The single step that requires AI involvement is the initial task generation or refinement. The AI is used for its strengths—understanding natural language, generating creative content, or performing complex reasoning—but its output is then rigorously checked by the automated scripts. This separation of concerns is crucial: AI for generation, scripts for verification.

Handling Discrepancies and Iteration

When a script detects a discrepancy—for example, if a file timestamp is older than expected, or a file that should exist does not—this information is fed back into the AI. This isn't just a simple error message; it's contextual feedback. The AI receives data indicating *what* went wrong and *why* it's considered wrong, based on the deterministic check.

This feedback can trigger several responses:

  • Re-prompting: The original prompt can be augmented with the failure information, asking the AI to retry the task with corrected understanding.
  • Parameter Adjustment: If the issue is related to output format or detail level, the system might adjust parameters for the next attempt.
  • Human Review Flagging: For critical failures or persistent issues, the system can automatically flag the output and the context for a human operator to review.

This iterative process, driven by objective data, allows the system to converge on the desired output quality. It transforms the AI from an unreliable oracle into a component within a more robust, verifiable system. The file timestamp acts as an objective arbiter, a silent witness to the AI's actions, ensuring that claims of completion or modification are backed by tangible evidence.

Broader Implications for AI Development

The technique of using deterministic checks, particularly file timestamps, to validate AI outputs has significant implications.

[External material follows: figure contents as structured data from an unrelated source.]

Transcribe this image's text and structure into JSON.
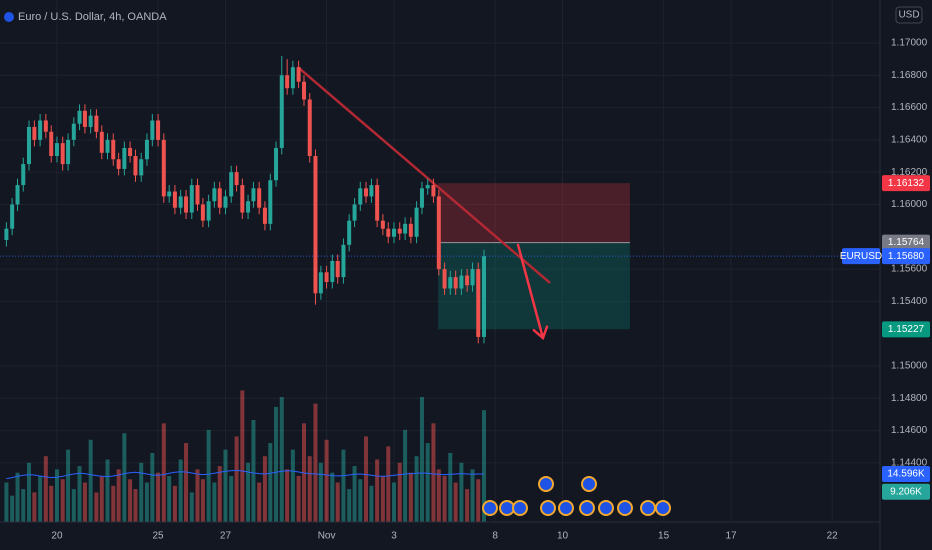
{
  "chart_data": {
    "type": "candlestick",
    "title": "Euro / U.S. Dollar, 4h, OANDA",
    "currency": "USD",
    "up_color": "#26a69a",
    "down_color": "#ef5350",
    "grid": true,
    "x": [
      -1.5,
      -1.33,
      -1.17,
      -1,
      -0.83,
      -0.67,
      -0.5,
      -0.33,
      -0.17,
      0,
      0.17,
      0.33,
      0.5,
      0.67,
      0.83,
      1,
      1.17,
      1.33,
      1.5,
      1.67,
      1.83,
      2,
      2.17,
      2.33,
      2.5,
      2.67,
      2.83,
      3,
      3.17,
      3.33,
      3.5,
      3.67,
      3.83,
      4,
      4.17,
      4.33,
      4.5,
      4.67,
      4.83,
      5,
      5.17,
      5.33,
      5.5,
      5.67,
      5.83,
      6,
      6.17,
      6.33,
      6.5,
      6.67,
      6.83,
      7,
      7.17,
      7.33,
      7.5,
      7.67,
      7.83,
      8,
      8.17,
      8.33,
      8.5,
      8.67,
      8.83,
      9,
      9.17,
      9.33,
      9.5,
      9.67,
      9.83,
      10,
      10.17,
      10.33,
      10.5,
      10.67,
      10.83,
      11,
      11.17,
      11.33,
      11.5,
      11.67,
      11.83,
      12,
      12.17,
      12.33,
      12.5,
      12.67
    ],
    "open": [
      1.1578,
      1.1585,
      1.16,
      1.1612,
      1.1625,
      1.1648,
      1.164,
      1.1652,
      1.1645,
      1.163,
      1.1638,
      1.1625,
      1.164,
      1.165,
      1.1658,
      1.1648,
      1.1655,
      1.1645,
      1.1632,
      1.164,
      1.1628,
      1.1622,
      1.1635,
      1.163,
      1.1618,
      1.1628,
      1.164,
      1.1652,
      1.164,
      1.1605,
      1.1608,
      1.1598,
      1.1605,
      1.1595,
      1.1612,
      1.16,
      1.159,
      1.1602,
      1.161,
      1.1598,
      1.1605,
      1.162,
      1.1612,
      1.1595,
      1.1602,
      1.161,
      1.1598,
      1.1588,
      1.1615,
      1.1635,
      1.168,
      1.1672,
      1.1685,
      1.1676,
      1.1665,
      1.163,
      1.1545,
      1.1558,
      1.1552,
      1.1565,
      1.1555,
      1.1575,
      1.159,
      1.16,
      1.161,
      1.1605,
      1.1612,
      1.159,
      1.1585,
      1.158,
      1.1585,
      1.1582,
      1.1588,
      1.158,
      1.1598,
      1.161,
      1.1612,
      1.1605,
      1.156,
      1.1548,
      1.1555,
      1.1548,
      1.1556,
      1.155,
      1.156,
      1.1518
    ],
    "high": [
      1.1589,
      1.1604,
      1.1616,
      1.1629,
      1.1652,
      1.1652,
      1.1656,
      1.1656,
      1.1649,
      1.1642,
      1.1642,
      1.1644,
      1.1654,
      1.1662,
      1.1662,
      1.1659,
      1.1659,
      1.1649,
      1.1644,
      1.1644,
      1.1632,
      1.1639,
      1.1639,
      1.1634,
      1.1632,
      1.1644,
      1.1656,
      1.1656,
      1.1644,
      1.1612,
      1.1612,
      1.1609,
      1.1609,
      1.1616,
      1.1616,
      1.1604,
      1.1606,
      1.1614,
      1.1614,
      1.1609,
      1.1624,
      1.1624,
      1.1616,
      1.1606,
      1.1614,
      1.1614,
      1.1602,
      1.1619,
      1.1639,
      1.1692,
      1.169,
      1.1689,
      1.1689,
      1.168,
      1.1669,
      1.1634,
      1.1562,
      1.1562,
      1.1569,
      1.1569,
      1.1579,
      1.1594,
      1.1604,
      1.1614,
      1.1614,
      1.1616,
      1.1616,
      1.1594,
      1.1589,
      1.1589,
      1.1589,
      1.1592,
      1.1592,
      1.1602,
      1.1614,
      1.1616,
      1.1616,
      1.1609,
      1.1564,
      1.1559,
      1.1559,
      1.156,
      1.156,
      1.1564,
      1.1564,
      1.1572
    ],
    "low": [
      1.1574,
      1.1581,
      1.1596,
      1.1608,
      1.1621,
      1.1636,
      1.1636,
      1.1641,
      1.1626,
      1.1626,
      1.1621,
      1.1621,
      1.1636,
      1.1646,
      1.1644,
      1.1644,
      1.1641,
      1.1628,
      1.1628,
      1.1624,
      1.1618,
      1.1618,
      1.1626,
      1.1614,
      1.1614,
      1.1624,
      1.1636,
      1.1636,
      1.1601,
      1.1601,
      1.1594,
      1.1594,
      1.1591,
      1.1591,
      1.1596,
      1.1586,
      1.1586,
      1.1598,
      1.1594,
      1.1594,
      1.1601,
      1.1608,
      1.1591,
      1.1591,
      1.1598,
      1.1594,
      1.1584,
      1.1584,
      1.1611,
      1.1631,
      1.1668,
      1.1668,
      1.1672,
      1.1661,
      1.1626,
      1.1538,
      1.1541,
      1.1548,
      1.1548,
      1.1551,
      1.1551,
      1.1571,
      1.1586,
      1.1596,
      1.1601,
      1.1601,
      1.1586,
      1.1581,
      1.1576,
      1.1576,
      1.1578,
      1.1578,
      1.1576,
      1.1576,
      1.1594,
      1.1606,
      1.1601,
      1.1556,
      1.1544,
      1.1544,
      1.1544,
      1.1544,
      1.1546,
      1.1546,
      1.1514,
      1.1514
    ],
    "close": [
      1.1585,
      1.16,
      1.1612,
      1.1625,
      1.1648,
      1.164,
      1.1652,
      1.1645,
      1.163,
      1.1638,
      1.1625,
      1.164,
      1.165,
      1.1658,
      1.1648,
      1.1655,
      1.1645,
      1.1632,
      1.164,
      1.1628,
      1.1622,
      1.1635,
      1.163,
      1.1618,
      1.1628,
      1.164,
      1.1652,
      1.164,
      1.1605,
      1.1608,
      1.1598,
      1.1605,
      1.1595,
      1.1612,
      1.16,
      1.159,
      1.1602,
      1.161,
      1.1598,
      1.1605,
      1.162,
      1.1612,
      1.1595,
      1.1602,
      1.161,
      1.1598,
      1.1588,
      1.1615,
      1.1635,
      1.168,
      1.1672,
      1.1685,
      1.1676,
      1.1665,
      1.163,
      1.1545,
      1.1558,
      1.1552,
      1.1565,
      1.1555,
      1.1575,
      1.159,
      1.16,
      1.161,
      1.1605,
      1.1612,
      1.159,
      1.1585,
      1.158,
      1.1585,
      1.1582,
      1.1588,
      1.158,
      1.1598,
      1.161,
      1.1612,
      1.1605,
      1.156,
      1.1548,
      1.1555,
      1.1548,
      1.1556,
      1.155,
      1.156,
      1.1518,
      1.1568
    ],
    "volume": [
      12,
      8,
      15,
      10,
      18,
      9,
      14,
      20,
      11,
      16,
      13,
      22,
      10,
      17,
      12,
      25,
      9,
      14,
      19,
      11,
      16,
      27,
      13,
      10,
      18,
      12,
      21,
      15,
      30,
      14,
      11,
      19,
      24,
      9,
      16,
      13,
      28,
      12,
      17,
      22,
      14,
      26,
      40,
      18,
      31,
      12,
      20,
      24,
      35,
      38,
      16,
      22,
      14,
      30,
      20,
      36,
      18,
      25,
      15,
      12,
      22,
      10,
      17,
      13,
      26,
      11,
      19,
      14,
      23,
      12,
      18,
      28,
      15,
      20,
      38,
      24,
      30,
      16,
      14,
      21,
      12,
      18,
      10,
      16,
      13,
      34
    ],
    "volume_ma": [
      13.2,
      13.5,
      13.9,
      14.2,
      14.4,
      14.3,
      14.0,
      13.7,
      13.5,
      13.6,
      13.9,
      14.3,
      14.6,
      14.8,
      14.7,
      14.4,
      14.1,
      13.9,
      13.8,
      14.0,
      14.3,
      14.7,
      15.0,
      15.1,
      14.9,
      14.6,
      14.3,
      14.2,
      14.4,
      14.8,
      15.1,
      15.3,
      15.2,
      14.9,
      14.6,
      14.4,
      14.5,
      14.8,
      15.1,
      15.4,
      15.6,
      15.7,
      15.5,
      15.2,
      14.9,
      14.7,
      14.6,
      14.8,
      15.1,
      15.4,
      15.6,
      15.5,
      15.2,
      14.9,
      14.7,
      14.6,
      14.5,
      14.3,
      14.1,
      14.0,
      14.1,
      14.3,
      14.5,
      14.6,
      14.4,
      14.2,
      14.0,
      13.9,
      14.0,
      14.2,
      14.4,
      14.6,
      14.7,
      14.8,
      14.9,
      14.8,
      14.6,
      14.5,
      14.4,
      14.5,
      14.6,
      14.7,
      14.6,
      14.5,
      14.6,
      14.596
    ],
    "volume_ma_color": "#2962ff",
    "xlim": [
      -1.69,
      24.42
    ],
    "xticks": [
      {
        "value": 0,
        "label": "20"
      },
      {
        "value": 3,
        "label": "25"
      },
      {
        "value": 5,
        "label": "27"
      },
      {
        "value": 8,
        "label": "Nov"
      },
      {
        "value": 10,
        "label": "3"
      },
      {
        "value": 13,
        "label": "8"
      },
      {
        "value": 15,
        "label": "10"
      },
      {
        "value": 18,
        "label": "15"
      },
      {
        "value": 20,
        "label": "17"
      },
      {
        "value": 23,
        "label": "22"
      }
    ],
    "ylim": [
      1.14034,
      1.17266
    ],
    "yticks": [
      {
        "value": 1.17,
        "label": "1.17000"
      },
      {
        "value": 1.168,
        "label": "1.16800"
      },
      {
        "value": 1.166,
        "label": "1.16600"
      },
      {
        "value": 1.164,
        "label": "1.16400"
      },
      {
        "value": 1.162,
        "label": "1.16200"
      },
      {
        "value": 1.16,
        "label": "1.16000"
      },
      {
        "value": 1.156,
        "label": "1.15600"
      },
      {
        "value": 1.154,
        "label": "1.15400"
      },
      {
        "value": 1.15,
        "label": "1.15000"
      },
      {
        "value": 1.148,
        "label": "1.14800"
      },
      {
        "value": 1.146,
        "label": "1.14600"
      },
      {
        "value": 1.144,
        "label": "1.14400"
      }
    ],
    "y2lim": [
      0,
      158.7
    ],
    "y2ticks": [
      {
        "value": 14.596,
        "label": "14.596K",
        "color": "#2962ff"
      },
      {
        "value": 9.206,
        "label": "9.206K",
        "color": "#26a69a"
      }
    ],
    "price_labels": [
      {
        "value": 1.16132,
        "label": "1.16132",
        "color": "#f23645"
      },
      {
        "value": 1.15764,
        "label": "1.15764",
        "color": "#787b86"
      },
      {
        "value": 1.1568,
        "label": "1.15680",
        "color": "#2962ff",
        "tag": "EURUSD"
      },
      {
        "value": 1.15227,
        "label": "1.15227",
        "color": "#089981"
      }
    ],
    "position": {
      "x": [
        11.31,
        17.0
      ]
    },
    "trend_line": {
      "x": [
        7.15,
        14.63
      ],
      "y": [
        1.1685,
        1.15514
      ],
      "color": "#b22833"
    },
    "arrow": {
      "x": [
        13.68,
        14.42
      ],
      "y": [
        1.1575,
        1.15173
      ],
      "color": "#f23645"
    }
  }
}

It moves beyond the current paradigm of prompt engineering and fine-tuning, offering a complementary layer of control. This approach is particularly valuable for AI agents designed to perform autonomous tasks in file systems, code repositories, or any environment where concrete, state-changing actions are expected.

Consider the development of AI agents that manage cloud infrastructure, deploy code, or process data pipelines. In such scenarios, trusting the AI's word that a deployment succeeded or a file was updated is a recipe for disaster. A system like this provides a crucial safety net. It's the equivalent of a human developer not just running a script but also checking the output directory and verifying file modification dates before declaring a task complete.

The surprising detail here is not the complexity of the AI's task, but the simplicity of the verification mechanism. By focusing on readily available metadata like file timestamps, a robust feedback loop can be constructed with minimal AI overhead. This makes the solution scalable and applicable to a wide range of AI-driven automation scenarios where reliability is paramount.

What remains to be seen is how widely this pattern will be adopted. As AI agents become more autonomous, the need for such deterministic validation will only grow. Developers building complex AI systems must consider this fundamental challenge: how to bridge the gap between probabilistic generation and deterministic execution.